Ridership up 21 percent on North Tahoe shuttle bus 

click to enlarge Al Gore
  • AP Photo/Sandra Chereb
  • Former Vice President Al Gore, left, talks with Senate Majority Leader Harry Reid, D-Nev., Monday, Aug. 19, 2013, during the 17th annual Tahoe Summit at Sand Harbor State Park in Incline Village, Nev. Gore said progress made to protect Tahoe's clarity is a model for combating climate change worldwide.
The second season of a shuttle bus operation intended to ease traffic congestion on Lake Tahoe's north shore proved to be even more successful than the first.

Officials for the Tahoe Transportation District say they hope that means they'll be able to come up with funding to continue the two-year pilot project next summer between Incline Village and Sand Harbor State Park a few miles south on state Highway 28.

A total of 14,652 passengers boarded the East Shore Express this summer, a 21 percent increase from last year's 12,155, district transit manager Curtis Garner said. He told the Sierra Sun (http://tinyurl.com/q66bepx) that the numbers are especially impressive because ridership was down by nearly two-thirds the final three weeks of operation as visitation dropped off due to the smoky haze in the basin from the wildfire near Yosemite National Park.

Garner attributes the success to more people becoming aware of the service and a new social media campaign that helps promote it.

The shuttle ran 70 days this year, averaging 209 riders per day.
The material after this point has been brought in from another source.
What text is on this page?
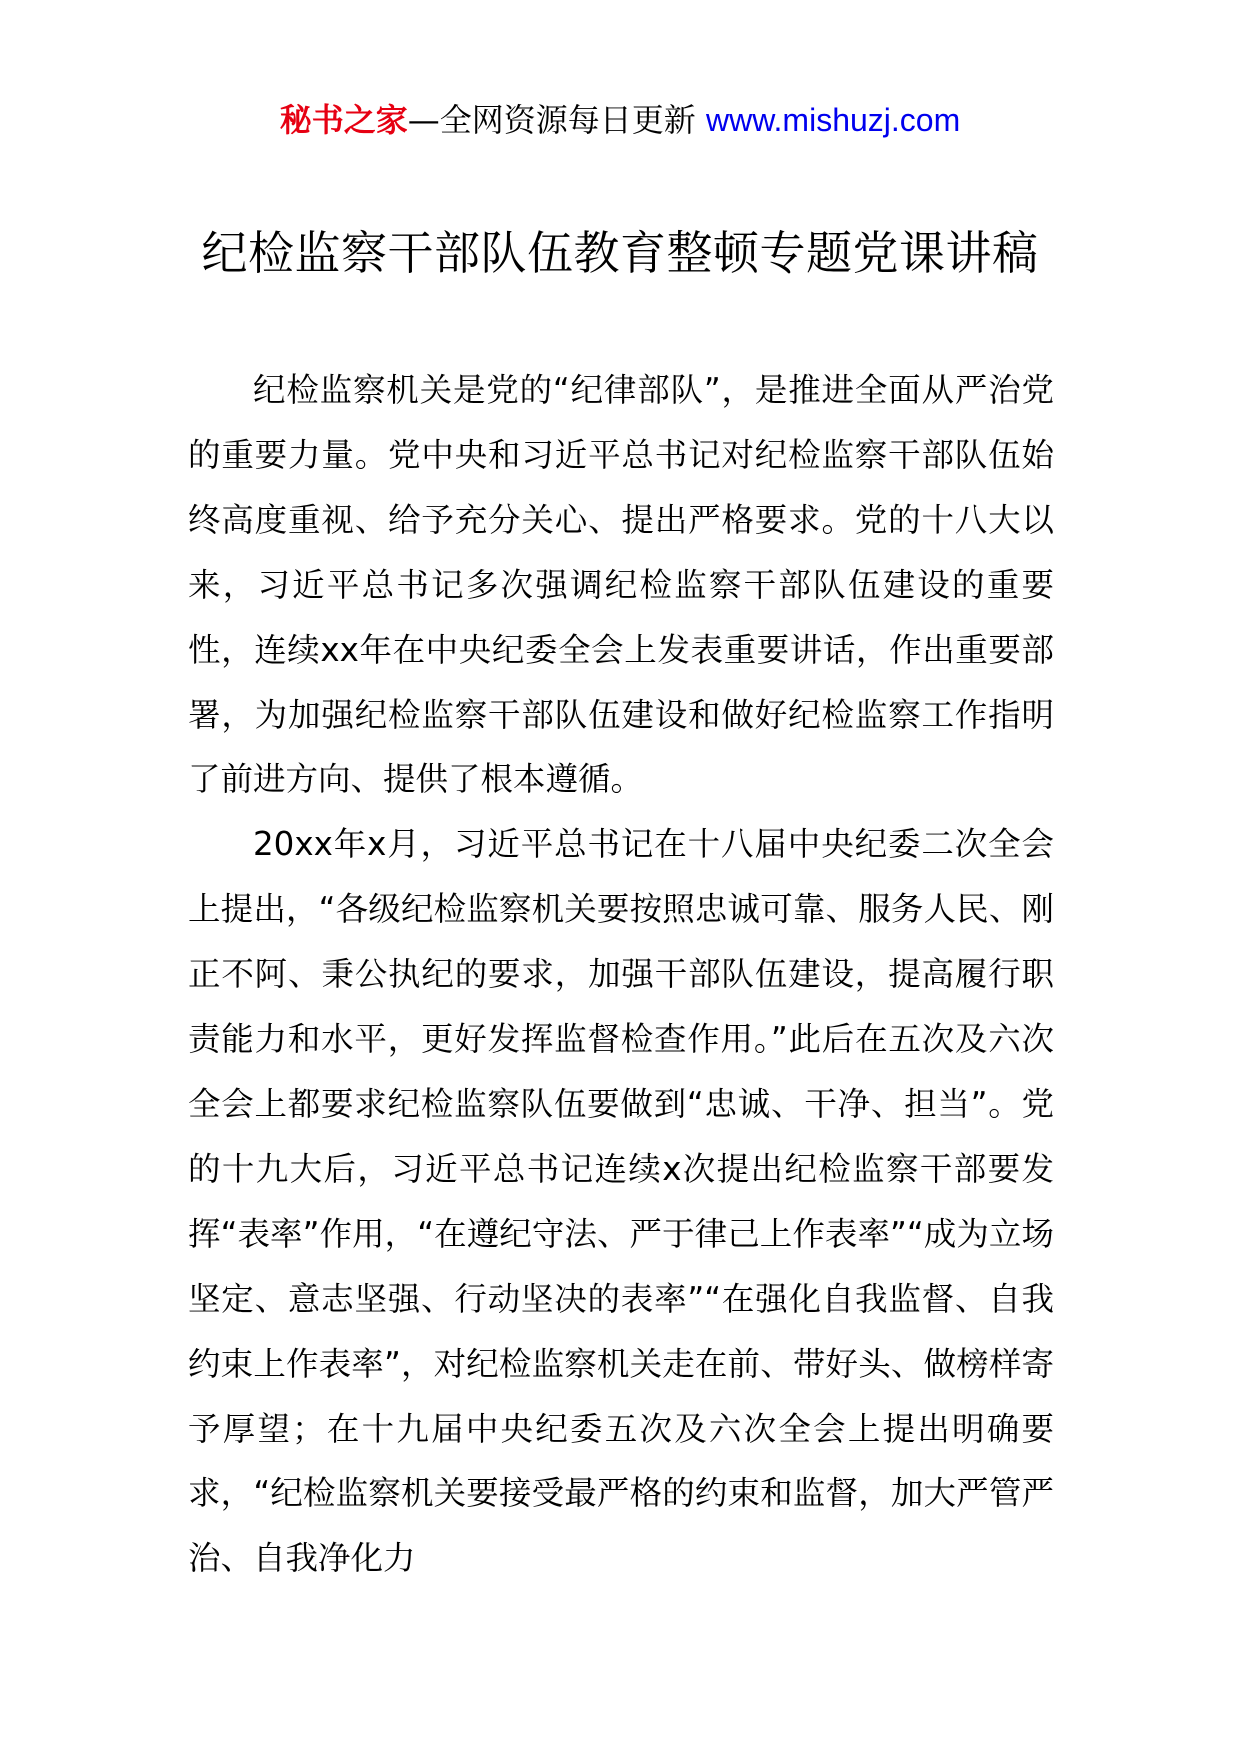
秘书之家—全网资源每日更新 www.mishuzj.com
纪检监察干部队伍教育整顿专题党课讲稿

纪检监察机关是党的“纪律部队”，是推进全面从严治党的重要力量。党中央和习近平总书记对纪检监察干部队伍始终高度重视、给予充分关心、提出严格要求。党的十八大以来，习近平总书记多次强调纪检监察干部队伍建设的重要性，连续xx年在中央纪委全会上发表重要讲话，作出重要部署，为加强纪检监察干部队伍建设和做好纪检监察工作指明了前进方向、提供了根本遵循。

20xx年x月，习近平总书记在十八届中央纪委二次全会上提出，“各级纪检监察机关要按照忠诚可靠、服务人民、刚正不阿、秉公执纪的要求，加强干部队伍建设，提高履行职责能力和水平，更好发挥监督检查作用。”此后在五次及六次全会上都要求纪检监察队伍要做到“忠诚、干净、担当”。党的十九大后，习近平总书记连续x次提出纪检监察干部要发挥“表率”作用，“在遵纪守法、严于律己上作表率”“成为立场坚定、意志坚强、行动坚决的表率”“在强化自我监督、自我约束上作表率”，对纪检监察机关走在前、带好头、做榜样寄予厚望；在十九届中央纪委五次及六次全会上提出明确要求，“纪检监察机关要接受最严格的约束和监督，加大严管严治、自我净化力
It operated on the last two weekends of June and then daily from June 29 to Sept. 3 from 8 a.m. to 8 p.m.

The buses run every 20 minutes. Roundtrip tickets are $3 for adults, $1.50 for seniors, the disabled and children ages 5 to 12. Kids under 5 ride free. The fare includes the entrance fee to the park that typically costs Nevadans $10 and out-of-staters $12.

In addition to easing traffic, Garner said the shuttle is intended to reduce air pollution and road runoff resulting from automobile traffic. He said he's optimistic the service will return next summer, although the funding remains up in the air.

"Too many agencies have too much invested in this to let it die on the vine," he said.

The service was initiated as a two-year pilot park-and-ride program prior to last summer as a partnership among the transportation district, U.S. Forest Service, Nevada Division of State Parks, Nevada Department of Transportation, Nevada Highway Patrol, Washoe County School District and others.

A Federal Transit Administration grant through NDOT funded 60 percent of the project that cost a total of about $200,000. The rest came from the Forest Service under the Southern Nevada Public Land Management Act.

Garner said the transportation district estimates it would cost between $200,000 and $300,000 to operate the shuttle on an annual basis. He said it could eventually be expanded to Spooner Summit on U.S. Highway 50 and other East Shore beaches.